Python — Query-Time Tuning

import psycopg
from pgvector.psycopg import register_vector

conn = psycopg.connect("host=... dbname=... sslmode=require")
register_vector(conn)

# Set query-time parameters
with conn.cursor() as cur:
    cur.execute("SET hnsw.ef_search = 100")
    cur.execute(
        "SELECT id, content, embedding <=> %s AS distance "
        "FROM items ORDER BY embedding <=> %s LIMIT 10",
        (query_vec, query_vec)
    )
    results = cur.fetchall()

Important Defaults

Index Build Defaults

Setting Default
HNSW m 16
HNSW ef_construction 64
IVFFlat lists Must be specified
maintenance_work_mem 64 MB
max_parallel_maintenance_workers 2

Query-Time Defaults

Setting Default
HNSW ef_search 40
IVFFlat probes 1

Parameter Tuning Guidelines

Parameter Starting Point Effect of Increase
IVFFlat lists rows/1000 (< 1M), sqrt(rows) (>= 1M) More clusters, finer partitioning
IVFFlat probes sqrt(lists) Better recall, slower queries
HNSW m 16 Better recall, larger index, slower build
HNSW ef_construction 64 Better recall, slower build
HNSW ef_search 40 Better recall, slower queries

Common Exam Gotchas

Index Selection Gotchas

  1. IVFFlat cannot build on an empty table. k-means needs data for centroids.
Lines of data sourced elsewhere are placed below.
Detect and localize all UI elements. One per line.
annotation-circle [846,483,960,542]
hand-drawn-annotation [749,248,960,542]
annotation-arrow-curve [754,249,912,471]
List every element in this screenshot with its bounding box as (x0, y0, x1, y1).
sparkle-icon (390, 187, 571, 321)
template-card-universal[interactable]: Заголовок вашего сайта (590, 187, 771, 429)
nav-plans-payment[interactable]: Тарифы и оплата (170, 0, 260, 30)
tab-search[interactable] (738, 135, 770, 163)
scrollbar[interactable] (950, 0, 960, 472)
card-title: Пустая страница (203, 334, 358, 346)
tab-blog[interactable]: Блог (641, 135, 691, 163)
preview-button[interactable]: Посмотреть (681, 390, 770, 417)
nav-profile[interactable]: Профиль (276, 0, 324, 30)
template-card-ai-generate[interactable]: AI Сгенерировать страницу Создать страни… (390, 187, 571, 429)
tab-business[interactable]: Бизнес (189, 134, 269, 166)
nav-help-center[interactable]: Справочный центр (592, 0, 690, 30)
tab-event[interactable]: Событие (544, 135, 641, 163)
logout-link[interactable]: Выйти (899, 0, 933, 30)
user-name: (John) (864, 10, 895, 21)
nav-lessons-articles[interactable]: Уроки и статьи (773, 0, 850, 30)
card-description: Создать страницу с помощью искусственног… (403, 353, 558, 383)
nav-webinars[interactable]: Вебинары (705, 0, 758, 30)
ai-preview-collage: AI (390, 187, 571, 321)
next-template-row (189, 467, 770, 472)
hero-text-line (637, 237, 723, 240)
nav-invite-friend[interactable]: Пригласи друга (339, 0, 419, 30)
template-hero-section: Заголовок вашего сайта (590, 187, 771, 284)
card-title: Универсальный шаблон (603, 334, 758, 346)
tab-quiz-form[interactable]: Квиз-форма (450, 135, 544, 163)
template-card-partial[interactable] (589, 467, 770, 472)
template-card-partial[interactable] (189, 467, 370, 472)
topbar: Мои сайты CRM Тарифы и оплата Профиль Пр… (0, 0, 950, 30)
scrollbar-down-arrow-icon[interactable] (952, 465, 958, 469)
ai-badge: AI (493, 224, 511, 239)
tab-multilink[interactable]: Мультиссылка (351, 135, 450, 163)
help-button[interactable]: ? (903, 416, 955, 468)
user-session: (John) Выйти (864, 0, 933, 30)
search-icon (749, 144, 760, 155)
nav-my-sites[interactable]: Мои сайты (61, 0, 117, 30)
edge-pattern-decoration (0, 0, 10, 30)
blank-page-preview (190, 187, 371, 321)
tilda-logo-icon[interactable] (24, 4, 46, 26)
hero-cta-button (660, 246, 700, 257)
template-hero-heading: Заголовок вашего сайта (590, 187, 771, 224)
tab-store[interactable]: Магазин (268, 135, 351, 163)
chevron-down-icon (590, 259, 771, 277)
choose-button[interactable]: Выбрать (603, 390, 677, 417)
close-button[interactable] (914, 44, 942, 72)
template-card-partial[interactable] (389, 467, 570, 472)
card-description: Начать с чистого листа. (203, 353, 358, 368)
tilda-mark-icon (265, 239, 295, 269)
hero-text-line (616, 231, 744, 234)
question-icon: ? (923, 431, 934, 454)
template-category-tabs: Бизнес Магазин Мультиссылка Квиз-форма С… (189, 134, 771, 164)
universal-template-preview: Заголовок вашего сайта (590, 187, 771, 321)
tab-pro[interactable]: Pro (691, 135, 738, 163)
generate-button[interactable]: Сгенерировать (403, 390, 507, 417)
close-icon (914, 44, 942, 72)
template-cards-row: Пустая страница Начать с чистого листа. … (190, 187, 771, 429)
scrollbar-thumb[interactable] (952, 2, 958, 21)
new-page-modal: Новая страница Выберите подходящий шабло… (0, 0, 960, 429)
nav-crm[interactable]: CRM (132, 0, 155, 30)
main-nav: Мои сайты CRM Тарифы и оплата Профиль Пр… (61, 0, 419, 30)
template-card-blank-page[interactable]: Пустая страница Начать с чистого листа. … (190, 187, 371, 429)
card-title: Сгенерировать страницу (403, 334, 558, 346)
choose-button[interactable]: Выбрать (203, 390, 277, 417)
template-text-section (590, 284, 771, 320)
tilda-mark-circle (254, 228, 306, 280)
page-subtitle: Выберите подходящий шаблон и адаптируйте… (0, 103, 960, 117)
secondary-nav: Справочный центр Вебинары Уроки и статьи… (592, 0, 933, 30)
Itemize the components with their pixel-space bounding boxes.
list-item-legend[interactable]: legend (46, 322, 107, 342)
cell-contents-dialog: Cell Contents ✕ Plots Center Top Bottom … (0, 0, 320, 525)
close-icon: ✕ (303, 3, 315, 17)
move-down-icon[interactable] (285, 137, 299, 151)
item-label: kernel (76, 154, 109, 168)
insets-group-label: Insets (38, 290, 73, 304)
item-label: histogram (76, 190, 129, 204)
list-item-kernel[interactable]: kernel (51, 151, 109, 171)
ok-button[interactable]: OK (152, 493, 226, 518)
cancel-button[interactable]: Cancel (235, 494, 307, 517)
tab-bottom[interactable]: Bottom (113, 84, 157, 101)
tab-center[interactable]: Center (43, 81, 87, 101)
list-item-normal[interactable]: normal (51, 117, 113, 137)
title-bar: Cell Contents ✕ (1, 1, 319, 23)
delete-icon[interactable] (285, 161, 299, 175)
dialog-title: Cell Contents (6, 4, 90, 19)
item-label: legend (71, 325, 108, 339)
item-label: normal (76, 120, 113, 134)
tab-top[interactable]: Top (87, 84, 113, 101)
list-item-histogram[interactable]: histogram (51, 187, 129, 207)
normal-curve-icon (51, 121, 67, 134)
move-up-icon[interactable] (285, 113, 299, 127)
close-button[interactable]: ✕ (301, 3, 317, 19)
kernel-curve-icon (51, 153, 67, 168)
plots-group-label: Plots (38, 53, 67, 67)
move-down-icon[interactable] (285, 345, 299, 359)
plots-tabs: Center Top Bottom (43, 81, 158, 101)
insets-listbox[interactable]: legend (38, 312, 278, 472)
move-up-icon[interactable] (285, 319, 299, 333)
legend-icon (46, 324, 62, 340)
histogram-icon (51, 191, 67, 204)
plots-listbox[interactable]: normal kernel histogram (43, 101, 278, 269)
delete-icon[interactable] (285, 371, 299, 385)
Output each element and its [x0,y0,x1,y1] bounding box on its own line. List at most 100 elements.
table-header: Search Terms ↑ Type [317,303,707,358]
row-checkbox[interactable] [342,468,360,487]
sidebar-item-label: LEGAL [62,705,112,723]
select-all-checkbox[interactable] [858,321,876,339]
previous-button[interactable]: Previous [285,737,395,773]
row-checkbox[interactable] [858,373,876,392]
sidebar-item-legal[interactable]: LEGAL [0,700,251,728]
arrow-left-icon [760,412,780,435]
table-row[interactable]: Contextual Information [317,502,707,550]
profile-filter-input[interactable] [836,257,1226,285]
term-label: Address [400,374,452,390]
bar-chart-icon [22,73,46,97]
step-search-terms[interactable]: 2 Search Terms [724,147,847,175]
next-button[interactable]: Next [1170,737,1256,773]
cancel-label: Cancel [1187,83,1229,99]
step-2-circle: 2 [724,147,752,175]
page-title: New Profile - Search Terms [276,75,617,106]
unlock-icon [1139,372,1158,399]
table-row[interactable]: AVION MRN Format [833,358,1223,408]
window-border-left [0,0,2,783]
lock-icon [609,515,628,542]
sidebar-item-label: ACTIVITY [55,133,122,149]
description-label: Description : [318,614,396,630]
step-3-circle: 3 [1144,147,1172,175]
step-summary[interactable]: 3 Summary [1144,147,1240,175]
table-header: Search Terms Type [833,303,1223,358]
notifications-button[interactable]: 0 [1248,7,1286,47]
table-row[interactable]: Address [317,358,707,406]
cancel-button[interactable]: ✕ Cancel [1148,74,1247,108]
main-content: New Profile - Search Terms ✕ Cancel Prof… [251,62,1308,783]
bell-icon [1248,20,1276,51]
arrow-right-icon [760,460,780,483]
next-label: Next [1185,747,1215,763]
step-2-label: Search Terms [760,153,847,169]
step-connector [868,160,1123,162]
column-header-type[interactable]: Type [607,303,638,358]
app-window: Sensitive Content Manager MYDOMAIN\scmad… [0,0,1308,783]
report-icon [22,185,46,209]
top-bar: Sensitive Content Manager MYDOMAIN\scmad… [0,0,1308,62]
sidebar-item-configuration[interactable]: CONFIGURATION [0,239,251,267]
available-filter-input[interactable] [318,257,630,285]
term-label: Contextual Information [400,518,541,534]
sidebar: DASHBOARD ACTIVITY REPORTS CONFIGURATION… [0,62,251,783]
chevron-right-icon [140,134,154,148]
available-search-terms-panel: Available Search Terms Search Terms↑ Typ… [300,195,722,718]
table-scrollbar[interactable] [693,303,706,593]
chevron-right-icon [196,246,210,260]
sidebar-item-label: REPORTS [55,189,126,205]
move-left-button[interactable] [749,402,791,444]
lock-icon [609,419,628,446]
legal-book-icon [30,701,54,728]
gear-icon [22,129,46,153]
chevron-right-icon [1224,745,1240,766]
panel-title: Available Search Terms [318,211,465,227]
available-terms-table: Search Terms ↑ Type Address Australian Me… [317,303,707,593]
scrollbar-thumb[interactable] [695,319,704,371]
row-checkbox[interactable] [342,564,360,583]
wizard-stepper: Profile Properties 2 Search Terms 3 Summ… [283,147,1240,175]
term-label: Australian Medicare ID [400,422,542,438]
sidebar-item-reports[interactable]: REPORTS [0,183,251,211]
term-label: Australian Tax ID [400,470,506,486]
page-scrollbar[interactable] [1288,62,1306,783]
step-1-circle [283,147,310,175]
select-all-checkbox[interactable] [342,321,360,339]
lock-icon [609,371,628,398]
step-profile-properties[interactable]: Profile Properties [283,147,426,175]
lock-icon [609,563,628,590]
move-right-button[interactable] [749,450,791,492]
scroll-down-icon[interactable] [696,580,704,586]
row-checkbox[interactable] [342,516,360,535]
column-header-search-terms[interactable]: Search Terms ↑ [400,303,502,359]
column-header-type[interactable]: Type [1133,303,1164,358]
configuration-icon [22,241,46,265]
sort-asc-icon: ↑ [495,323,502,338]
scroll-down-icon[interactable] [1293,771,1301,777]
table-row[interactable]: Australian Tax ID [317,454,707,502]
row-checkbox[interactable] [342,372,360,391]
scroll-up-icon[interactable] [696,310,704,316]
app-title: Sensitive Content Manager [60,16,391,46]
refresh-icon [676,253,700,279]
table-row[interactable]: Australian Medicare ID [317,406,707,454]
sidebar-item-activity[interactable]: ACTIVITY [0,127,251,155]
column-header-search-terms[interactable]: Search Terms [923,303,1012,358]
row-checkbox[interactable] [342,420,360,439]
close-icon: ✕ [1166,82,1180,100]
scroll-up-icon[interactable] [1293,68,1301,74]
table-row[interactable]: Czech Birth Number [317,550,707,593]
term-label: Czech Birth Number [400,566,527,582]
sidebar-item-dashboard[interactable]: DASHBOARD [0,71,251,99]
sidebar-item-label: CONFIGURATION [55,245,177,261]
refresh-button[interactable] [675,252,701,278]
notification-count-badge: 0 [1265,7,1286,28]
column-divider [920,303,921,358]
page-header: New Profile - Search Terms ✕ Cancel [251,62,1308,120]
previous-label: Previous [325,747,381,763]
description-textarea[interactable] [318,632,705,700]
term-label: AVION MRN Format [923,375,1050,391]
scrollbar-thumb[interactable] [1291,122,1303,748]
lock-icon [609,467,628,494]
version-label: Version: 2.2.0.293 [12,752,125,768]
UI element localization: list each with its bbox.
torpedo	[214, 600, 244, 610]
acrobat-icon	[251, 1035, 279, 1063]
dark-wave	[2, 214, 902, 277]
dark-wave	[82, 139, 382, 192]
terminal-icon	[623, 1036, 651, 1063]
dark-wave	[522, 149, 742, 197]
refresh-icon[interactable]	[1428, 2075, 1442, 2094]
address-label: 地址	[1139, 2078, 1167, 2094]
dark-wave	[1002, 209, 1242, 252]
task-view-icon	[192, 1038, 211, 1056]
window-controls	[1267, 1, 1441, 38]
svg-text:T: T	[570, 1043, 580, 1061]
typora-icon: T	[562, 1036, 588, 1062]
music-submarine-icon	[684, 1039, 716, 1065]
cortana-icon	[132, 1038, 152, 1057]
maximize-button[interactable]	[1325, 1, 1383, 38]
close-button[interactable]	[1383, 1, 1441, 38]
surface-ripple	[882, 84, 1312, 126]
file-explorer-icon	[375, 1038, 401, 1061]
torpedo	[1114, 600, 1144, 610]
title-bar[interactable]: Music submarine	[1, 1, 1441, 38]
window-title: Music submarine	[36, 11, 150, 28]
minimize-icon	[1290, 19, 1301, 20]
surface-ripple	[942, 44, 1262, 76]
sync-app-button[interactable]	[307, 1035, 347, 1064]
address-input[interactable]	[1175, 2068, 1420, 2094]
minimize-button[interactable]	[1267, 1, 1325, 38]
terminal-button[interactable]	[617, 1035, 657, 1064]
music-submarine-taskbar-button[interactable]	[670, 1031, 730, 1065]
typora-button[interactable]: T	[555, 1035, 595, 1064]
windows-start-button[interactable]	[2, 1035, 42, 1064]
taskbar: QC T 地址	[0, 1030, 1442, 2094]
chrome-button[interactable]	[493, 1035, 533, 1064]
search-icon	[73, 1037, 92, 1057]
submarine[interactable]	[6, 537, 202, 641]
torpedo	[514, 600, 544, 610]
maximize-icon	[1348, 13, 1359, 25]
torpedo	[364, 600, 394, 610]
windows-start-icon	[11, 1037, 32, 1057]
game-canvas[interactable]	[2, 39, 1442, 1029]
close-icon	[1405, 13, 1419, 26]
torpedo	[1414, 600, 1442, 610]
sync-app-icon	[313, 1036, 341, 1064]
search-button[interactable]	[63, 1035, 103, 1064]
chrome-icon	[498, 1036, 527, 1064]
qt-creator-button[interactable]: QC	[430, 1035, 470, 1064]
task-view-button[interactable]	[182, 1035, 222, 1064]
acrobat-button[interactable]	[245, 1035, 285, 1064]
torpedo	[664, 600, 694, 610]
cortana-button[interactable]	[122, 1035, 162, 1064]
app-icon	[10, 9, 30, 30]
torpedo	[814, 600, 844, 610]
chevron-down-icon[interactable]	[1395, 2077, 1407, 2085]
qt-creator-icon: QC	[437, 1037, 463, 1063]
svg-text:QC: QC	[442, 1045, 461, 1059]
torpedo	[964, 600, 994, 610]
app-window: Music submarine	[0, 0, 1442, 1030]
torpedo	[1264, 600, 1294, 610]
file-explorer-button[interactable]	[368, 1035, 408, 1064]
An empty-table IVFFlat index produces no results.
  2. HNSW can build on empty tables. The graph accommodates incremental inserts.
  3. IVFFlat needs periodic rebuilds after significant data changes; HNSW does not.
  4. HNSW is recommended for most workloads on Azure Flexible Server.

Operator Class Gotchas

  1. Operator class must match the query operator. Index with vector_cosine_ops only accelerates <=> queries, not <->.
  2. halfvec uses separate operator classes (halfvec_cosine_ops, not vector_cosine_ops).

Query Pattern Gotchas

  1. Vector indexes require ORDER BY ... LIMIT k. Without LIMIT, the planner does a sequential scan.
  2. probes = 1 is the IVFFlat default — far too low for production. Always increase probes.
  3. ef_search must be >= LIMIT. If LIMIT 50 but ef_search is 40, results are incomplete.

Build Performance Gotchas

  1. Default maintenance_work_mem (64 MB) is too low for large indexes. Increase to 1-2 GB before building.
  2. Parallel HNSW build requires pgvector 0.7+. Earlier versions build single-threaded.
  3. Build index AFTER bulk loading data. Inserting into an indexed table is slower than loading then indexing.